Converting c4ai-command-r-v01 model fails due to missing "trust_remote_code=True" in _set_vocab_gpt2

Open countzero opened this issue 1 year ago • 0 comments

Defect

In llama.cpp b2450 the package transformers 4.38.2 throws an exception when trying to convert the c4ai-command-r-v01 model.

Steps to reproduce

Download https://huggingface.co/CohereForAI/c4ai-command-r-v01
Execute the following in the llama.cpp working directory:

python .\convert-hf-to-gguf.py --outfile "./models/c4ai-command-r-v01.gguf" "path/to/repository"

Error message

Loading model: c4ai-command-r-v01
gguf: This GGUF file is for Little Endian only
Set model parameters
Set model tokenizer
Traceback (most recent call last):
  File "%USERPROFILE%\miniconda3\envs\llama.cpp\lib\site-packages\transformers\dynamic_module_utils.py", line 595, in resolve_trust_remote_code
    signal.signal(signal.SIGALRM, _raise_timeout_error)
AttributeError: module 'signal' has no attribute 'SIGALRM'. Did you mean: 'SIGABRT'?
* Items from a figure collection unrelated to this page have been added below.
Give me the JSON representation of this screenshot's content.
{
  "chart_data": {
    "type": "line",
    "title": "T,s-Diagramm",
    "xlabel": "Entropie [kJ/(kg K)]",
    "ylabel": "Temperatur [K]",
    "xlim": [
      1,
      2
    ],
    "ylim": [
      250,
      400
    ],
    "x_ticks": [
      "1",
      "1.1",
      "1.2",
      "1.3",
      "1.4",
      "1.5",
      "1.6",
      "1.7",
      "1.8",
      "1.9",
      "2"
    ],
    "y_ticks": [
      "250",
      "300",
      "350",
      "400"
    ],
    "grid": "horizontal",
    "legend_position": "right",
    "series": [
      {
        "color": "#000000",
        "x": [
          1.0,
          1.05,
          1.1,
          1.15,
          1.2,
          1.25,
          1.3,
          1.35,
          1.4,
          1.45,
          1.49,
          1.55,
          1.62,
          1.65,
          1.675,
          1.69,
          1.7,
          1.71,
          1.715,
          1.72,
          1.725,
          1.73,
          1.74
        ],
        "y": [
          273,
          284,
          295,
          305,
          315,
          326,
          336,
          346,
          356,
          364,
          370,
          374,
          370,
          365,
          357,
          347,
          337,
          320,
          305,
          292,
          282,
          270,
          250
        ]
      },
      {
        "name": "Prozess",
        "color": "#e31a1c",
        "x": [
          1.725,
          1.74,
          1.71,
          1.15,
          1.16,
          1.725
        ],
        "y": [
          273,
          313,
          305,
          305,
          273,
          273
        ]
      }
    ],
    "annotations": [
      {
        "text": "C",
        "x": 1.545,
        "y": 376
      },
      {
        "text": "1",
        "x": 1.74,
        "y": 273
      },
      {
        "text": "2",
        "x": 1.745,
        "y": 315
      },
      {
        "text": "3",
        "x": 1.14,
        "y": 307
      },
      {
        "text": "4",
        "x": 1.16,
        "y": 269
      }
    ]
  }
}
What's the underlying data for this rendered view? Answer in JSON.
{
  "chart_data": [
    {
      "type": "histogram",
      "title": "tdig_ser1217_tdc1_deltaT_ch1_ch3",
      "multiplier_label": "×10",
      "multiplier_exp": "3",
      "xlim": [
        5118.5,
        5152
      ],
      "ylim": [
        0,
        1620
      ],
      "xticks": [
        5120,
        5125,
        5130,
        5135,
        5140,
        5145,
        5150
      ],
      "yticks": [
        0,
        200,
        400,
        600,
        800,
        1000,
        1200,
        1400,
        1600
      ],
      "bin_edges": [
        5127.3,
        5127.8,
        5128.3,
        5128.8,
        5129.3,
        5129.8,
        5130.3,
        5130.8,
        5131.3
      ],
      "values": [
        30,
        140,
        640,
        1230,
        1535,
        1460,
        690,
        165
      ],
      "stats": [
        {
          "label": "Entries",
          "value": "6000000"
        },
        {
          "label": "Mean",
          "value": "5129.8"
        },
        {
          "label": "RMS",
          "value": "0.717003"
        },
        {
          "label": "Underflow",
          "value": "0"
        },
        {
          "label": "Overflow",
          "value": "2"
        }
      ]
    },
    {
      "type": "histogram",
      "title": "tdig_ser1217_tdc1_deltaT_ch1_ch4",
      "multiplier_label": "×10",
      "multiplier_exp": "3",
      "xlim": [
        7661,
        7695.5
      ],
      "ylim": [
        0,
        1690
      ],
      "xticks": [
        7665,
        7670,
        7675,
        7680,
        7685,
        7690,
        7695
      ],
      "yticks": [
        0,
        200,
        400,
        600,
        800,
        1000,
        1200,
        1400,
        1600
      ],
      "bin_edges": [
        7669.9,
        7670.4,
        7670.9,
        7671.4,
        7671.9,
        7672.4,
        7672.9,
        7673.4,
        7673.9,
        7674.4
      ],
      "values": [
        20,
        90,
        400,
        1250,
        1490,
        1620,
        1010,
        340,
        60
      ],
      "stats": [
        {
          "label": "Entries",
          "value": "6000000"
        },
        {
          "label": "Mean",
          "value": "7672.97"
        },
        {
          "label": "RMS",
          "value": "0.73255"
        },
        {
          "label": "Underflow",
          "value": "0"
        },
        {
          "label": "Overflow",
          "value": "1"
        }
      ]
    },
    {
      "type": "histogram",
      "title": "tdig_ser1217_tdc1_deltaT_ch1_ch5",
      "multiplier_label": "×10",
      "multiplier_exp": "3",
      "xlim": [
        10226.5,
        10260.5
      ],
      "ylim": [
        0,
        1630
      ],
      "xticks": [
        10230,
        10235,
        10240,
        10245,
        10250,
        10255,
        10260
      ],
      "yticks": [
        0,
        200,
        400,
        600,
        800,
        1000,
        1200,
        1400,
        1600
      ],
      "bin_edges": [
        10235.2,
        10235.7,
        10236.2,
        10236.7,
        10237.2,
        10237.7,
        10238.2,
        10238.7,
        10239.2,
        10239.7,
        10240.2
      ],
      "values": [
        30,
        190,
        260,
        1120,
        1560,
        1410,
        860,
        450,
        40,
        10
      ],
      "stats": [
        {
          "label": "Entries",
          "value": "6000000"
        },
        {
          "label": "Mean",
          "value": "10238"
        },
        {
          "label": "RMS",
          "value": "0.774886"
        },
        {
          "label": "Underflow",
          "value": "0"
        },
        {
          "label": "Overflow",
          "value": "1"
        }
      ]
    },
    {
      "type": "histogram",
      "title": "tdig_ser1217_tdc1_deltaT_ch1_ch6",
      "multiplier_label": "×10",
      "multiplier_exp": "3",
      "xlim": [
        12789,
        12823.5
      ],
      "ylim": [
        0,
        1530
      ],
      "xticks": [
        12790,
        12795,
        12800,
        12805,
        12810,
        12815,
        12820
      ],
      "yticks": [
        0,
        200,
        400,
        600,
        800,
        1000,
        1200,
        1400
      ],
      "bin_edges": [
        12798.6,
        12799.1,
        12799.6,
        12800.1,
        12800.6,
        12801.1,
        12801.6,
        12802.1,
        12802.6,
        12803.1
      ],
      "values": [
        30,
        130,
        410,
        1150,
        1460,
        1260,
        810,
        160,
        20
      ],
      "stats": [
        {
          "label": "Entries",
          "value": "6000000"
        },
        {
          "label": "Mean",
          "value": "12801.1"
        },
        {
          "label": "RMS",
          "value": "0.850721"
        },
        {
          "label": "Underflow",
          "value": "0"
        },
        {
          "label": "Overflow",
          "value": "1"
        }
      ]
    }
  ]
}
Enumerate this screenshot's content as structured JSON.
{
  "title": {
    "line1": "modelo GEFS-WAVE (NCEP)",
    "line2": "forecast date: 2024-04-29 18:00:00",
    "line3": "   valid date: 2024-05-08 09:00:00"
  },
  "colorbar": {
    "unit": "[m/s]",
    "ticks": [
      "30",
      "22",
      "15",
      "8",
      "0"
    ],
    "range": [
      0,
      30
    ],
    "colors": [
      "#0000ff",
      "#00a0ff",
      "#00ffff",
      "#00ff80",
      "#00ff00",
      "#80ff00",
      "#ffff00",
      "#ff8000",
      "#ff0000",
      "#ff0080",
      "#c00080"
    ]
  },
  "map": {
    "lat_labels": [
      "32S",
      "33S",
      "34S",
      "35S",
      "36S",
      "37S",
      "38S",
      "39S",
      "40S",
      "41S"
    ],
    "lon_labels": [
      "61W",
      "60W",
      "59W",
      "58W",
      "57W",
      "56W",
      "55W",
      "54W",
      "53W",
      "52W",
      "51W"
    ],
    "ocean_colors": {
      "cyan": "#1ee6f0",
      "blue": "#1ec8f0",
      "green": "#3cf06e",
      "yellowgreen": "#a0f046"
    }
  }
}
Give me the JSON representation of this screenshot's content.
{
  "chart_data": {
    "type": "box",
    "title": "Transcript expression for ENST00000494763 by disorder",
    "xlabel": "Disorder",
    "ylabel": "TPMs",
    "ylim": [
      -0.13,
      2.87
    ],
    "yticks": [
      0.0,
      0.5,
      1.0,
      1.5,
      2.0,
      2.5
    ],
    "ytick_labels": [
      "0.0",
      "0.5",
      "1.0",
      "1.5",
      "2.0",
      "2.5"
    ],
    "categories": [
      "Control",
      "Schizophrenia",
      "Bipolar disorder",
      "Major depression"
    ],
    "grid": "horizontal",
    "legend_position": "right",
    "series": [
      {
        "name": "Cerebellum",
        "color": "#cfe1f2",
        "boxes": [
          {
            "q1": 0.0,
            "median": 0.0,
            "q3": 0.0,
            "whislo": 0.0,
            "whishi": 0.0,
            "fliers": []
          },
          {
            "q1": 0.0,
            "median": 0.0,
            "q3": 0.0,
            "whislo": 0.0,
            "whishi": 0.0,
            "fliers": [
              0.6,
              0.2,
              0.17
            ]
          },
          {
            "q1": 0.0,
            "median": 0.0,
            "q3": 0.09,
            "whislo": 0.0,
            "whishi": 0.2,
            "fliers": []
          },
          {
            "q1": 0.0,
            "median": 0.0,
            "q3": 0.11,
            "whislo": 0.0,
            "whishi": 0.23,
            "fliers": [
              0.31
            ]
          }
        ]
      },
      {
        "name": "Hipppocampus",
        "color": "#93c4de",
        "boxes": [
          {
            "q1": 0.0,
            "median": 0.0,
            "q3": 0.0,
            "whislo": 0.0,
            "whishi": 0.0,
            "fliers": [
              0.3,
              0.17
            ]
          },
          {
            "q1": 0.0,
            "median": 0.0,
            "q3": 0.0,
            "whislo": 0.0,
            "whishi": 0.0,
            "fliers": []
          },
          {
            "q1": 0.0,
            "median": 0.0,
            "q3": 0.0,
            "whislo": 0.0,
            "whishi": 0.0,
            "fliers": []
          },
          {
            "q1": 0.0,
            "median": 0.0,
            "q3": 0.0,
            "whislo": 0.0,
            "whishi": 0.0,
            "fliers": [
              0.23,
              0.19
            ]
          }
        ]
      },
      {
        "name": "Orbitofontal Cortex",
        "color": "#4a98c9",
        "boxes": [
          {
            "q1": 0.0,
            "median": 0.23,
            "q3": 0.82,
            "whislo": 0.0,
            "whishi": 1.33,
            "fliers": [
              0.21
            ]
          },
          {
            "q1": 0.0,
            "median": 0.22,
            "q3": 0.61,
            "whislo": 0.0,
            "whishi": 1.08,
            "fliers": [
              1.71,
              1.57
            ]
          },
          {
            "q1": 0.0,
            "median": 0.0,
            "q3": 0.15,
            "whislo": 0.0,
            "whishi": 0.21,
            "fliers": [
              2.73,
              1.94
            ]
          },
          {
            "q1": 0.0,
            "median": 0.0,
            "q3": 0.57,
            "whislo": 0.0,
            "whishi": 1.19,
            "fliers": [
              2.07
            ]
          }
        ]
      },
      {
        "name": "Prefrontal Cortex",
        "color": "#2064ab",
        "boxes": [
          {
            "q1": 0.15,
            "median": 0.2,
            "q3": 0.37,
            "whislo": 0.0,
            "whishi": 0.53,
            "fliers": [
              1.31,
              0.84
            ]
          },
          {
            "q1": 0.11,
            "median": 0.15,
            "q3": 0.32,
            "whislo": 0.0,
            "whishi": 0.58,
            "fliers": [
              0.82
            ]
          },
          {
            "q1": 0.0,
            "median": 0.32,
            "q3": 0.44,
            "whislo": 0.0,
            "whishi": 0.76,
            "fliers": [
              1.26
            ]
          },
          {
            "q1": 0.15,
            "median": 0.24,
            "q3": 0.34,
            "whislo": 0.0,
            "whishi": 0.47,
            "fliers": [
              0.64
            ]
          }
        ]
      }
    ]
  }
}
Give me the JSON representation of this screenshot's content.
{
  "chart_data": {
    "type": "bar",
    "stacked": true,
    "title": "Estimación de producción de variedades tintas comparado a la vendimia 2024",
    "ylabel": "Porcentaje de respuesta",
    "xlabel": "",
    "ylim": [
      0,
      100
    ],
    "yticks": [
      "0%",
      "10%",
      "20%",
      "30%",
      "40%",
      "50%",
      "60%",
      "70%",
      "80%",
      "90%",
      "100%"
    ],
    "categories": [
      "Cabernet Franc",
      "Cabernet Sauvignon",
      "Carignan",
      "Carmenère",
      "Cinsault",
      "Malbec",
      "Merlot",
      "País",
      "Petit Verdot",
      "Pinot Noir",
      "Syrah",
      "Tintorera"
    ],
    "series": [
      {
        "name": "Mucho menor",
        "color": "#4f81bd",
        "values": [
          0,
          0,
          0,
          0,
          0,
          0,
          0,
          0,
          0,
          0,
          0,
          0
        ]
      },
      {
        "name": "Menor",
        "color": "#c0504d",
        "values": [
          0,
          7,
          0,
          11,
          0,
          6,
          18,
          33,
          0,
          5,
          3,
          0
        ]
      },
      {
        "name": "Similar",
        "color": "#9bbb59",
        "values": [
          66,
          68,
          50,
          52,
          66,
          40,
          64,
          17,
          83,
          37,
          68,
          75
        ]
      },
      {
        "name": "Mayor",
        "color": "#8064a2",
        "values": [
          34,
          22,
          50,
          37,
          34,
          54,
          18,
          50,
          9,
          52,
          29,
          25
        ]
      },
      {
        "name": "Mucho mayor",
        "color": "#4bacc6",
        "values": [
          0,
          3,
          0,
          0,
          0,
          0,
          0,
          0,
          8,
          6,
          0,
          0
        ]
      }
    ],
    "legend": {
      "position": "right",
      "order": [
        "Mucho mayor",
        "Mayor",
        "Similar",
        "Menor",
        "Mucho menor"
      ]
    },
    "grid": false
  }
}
During handling of the above exception, another exception occurred:

Traceback (most recent call last):
  File "D:\Arbeit\windows_llama.cpp\vendor\llama.cpp\convert-hf-to-gguf.py", line 2073, in <module>
    main()
  File "D:\Arbeit\windows_llama.cpp\vendor\llama.cpp\convert-hf-to-gguf.py", line 2060, in main
    model_instance.set_vocab()
  File "D:\Arbeit\windows_llama.cpp\vendor\llama.cpp\convert-hf-to-gguf.py", line 73, in set_vocab
    self._set_vocab_gpt2()
  File "D:\Arbeit\windows_llama.cpp\vendor\llama.cpp\convert-hf-to-gguf.py", line 226, in _set_vocab_gpt2
    tokenizer = AutoTokenizer.from_pretrained(dir_model)
  File "%USERPROFILE%\miniconda3\envs\llama.cpp\lib\site-packages\transformers\models\auto\tokenization_auto.py", line 797, in from_pretrained
    trust_remote_code = resolve_trust_remote_code(
  File "%USERPROFILE%\miniconda3\envs\llama.cpp\lib\site-packages\transformers\dynamic_module_utils.py", line 611, in resolve_trust_remote_code
    raise ValueError(
ValueError: The repository for D:\Arbeit\windows_manage_large_language_models\source\c4ai-command-r-v01 contains custom code which must be executed to correctly load the model. You can inspect the repository content at https://hf.co/D:\Arbeit\windows_manage_large_language_models\source\c4ai-command-r-v01.
Please pass the argument `trust_remote_code=True` to allow custom code to be run.

Workaround

Adding the trust_remote_code=True argument to the from_pretrained function call in https://github.com/ggerganov/llama.cpp/blob/b2450/convert-hf-to-gguf.py#L226 fixes the issue:

tokenizer = AutoTokenizer.from_pretrained(dir_model, trust_remote_code=True)

Question

Why is remote code trusted for _set_vocab_qwen, but not for _set_vocab_gpt2?

Kontext

https://huggingface.co/docs/transformers/model_doc/auto#transformers.AutoModelForPreTraining.from_pretrained.trust_remote_code

Mar 18 '24 10:03 countzero